Si McCoy refuse personnellement d'ôter la vie à quelqu'un, elle soutient assez ouvertement ceux qui décident de passer à l'acte. Lors du procès de Scott Roeder – jugé pour le meurtre du docteur George Tiller – McCoy lui a rendu visite à de nombreuses reprises.

« Je me suis impliquée pour que Scott soit jugé équitablement. Si la justice avait appliqué la même fermeté envers Tiller, nous n'en serions pas là ! », a-t-elle avancé. J'ai souhaité en savoir plus sur la notion de « justice » selon elle, sachant que le docteur Tiller n'est plus de ce monde. « Je ne peux être juge et partie, vous savez », s'est-elle contentée de répondre de manière sibylline.

Si l'on prend en compte la récente attaque envers un centre de planning familial dans le Colorado, qui a tué trois personnes et en a blessé neuf autres, on dénombre 11 meurtres et 26 tentatives de meurtre imputables aux anti-avortement.
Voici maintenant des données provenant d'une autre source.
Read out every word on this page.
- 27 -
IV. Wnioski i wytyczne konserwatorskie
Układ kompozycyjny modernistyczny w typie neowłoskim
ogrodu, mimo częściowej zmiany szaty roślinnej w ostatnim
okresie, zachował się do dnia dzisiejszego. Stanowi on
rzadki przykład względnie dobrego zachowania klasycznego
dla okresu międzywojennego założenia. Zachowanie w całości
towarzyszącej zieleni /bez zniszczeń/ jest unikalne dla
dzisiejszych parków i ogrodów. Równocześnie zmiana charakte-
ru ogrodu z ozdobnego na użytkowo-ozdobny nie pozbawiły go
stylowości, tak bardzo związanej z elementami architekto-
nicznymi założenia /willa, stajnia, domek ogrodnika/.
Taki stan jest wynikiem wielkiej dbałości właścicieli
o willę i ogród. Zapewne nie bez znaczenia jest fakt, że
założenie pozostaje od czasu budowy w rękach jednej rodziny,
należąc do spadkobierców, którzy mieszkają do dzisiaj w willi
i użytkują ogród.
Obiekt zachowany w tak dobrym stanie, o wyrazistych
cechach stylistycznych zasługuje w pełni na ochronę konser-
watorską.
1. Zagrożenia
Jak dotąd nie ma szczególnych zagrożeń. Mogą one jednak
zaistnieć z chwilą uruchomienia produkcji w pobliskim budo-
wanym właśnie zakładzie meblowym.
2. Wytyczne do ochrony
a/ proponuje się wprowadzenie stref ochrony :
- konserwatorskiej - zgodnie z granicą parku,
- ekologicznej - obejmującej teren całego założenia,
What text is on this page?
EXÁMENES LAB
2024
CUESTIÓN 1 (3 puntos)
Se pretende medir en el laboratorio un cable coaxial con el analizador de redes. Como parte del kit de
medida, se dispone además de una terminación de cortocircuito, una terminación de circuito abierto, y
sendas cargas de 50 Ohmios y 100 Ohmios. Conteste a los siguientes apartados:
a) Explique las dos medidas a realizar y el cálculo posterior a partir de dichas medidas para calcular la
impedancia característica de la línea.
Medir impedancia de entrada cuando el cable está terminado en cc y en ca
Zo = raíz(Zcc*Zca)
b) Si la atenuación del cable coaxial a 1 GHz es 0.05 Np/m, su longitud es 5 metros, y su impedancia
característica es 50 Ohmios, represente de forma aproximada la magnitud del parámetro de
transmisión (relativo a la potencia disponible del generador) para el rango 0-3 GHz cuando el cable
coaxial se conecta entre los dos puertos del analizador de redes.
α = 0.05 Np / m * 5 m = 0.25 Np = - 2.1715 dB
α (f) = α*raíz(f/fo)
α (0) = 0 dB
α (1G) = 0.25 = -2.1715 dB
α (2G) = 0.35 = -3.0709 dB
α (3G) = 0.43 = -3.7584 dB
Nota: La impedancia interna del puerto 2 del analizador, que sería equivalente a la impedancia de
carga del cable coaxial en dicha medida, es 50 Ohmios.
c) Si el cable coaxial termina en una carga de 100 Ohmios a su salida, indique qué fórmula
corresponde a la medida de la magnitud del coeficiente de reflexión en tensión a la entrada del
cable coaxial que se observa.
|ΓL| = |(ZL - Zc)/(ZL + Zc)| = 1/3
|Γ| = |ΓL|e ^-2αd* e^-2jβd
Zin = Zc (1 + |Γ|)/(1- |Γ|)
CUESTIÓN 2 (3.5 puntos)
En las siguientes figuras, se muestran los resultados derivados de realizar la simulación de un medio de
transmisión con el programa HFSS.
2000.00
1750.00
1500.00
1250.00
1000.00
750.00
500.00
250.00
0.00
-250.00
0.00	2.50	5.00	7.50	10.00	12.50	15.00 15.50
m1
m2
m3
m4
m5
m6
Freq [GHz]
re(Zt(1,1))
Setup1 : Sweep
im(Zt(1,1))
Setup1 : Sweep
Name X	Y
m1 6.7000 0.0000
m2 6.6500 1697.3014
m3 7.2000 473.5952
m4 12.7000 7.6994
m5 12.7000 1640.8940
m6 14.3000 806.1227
J'ai fini par demander à McCoy si elle avait prévu d'incendier de nouvelles cliniques dans les mois à venir. « C'est quoi cette question ? », a-t-elle répondu sans attendre. Puis, avant de mettre un terme à notre entretien, j'ai voulu savoir si elle regrettait d'avoir mis le feu à deux cliniques et d'avoir donc passé 30 mois en prison, loin de sa famille. « Absolument pas », m'a-t-elle affirmé.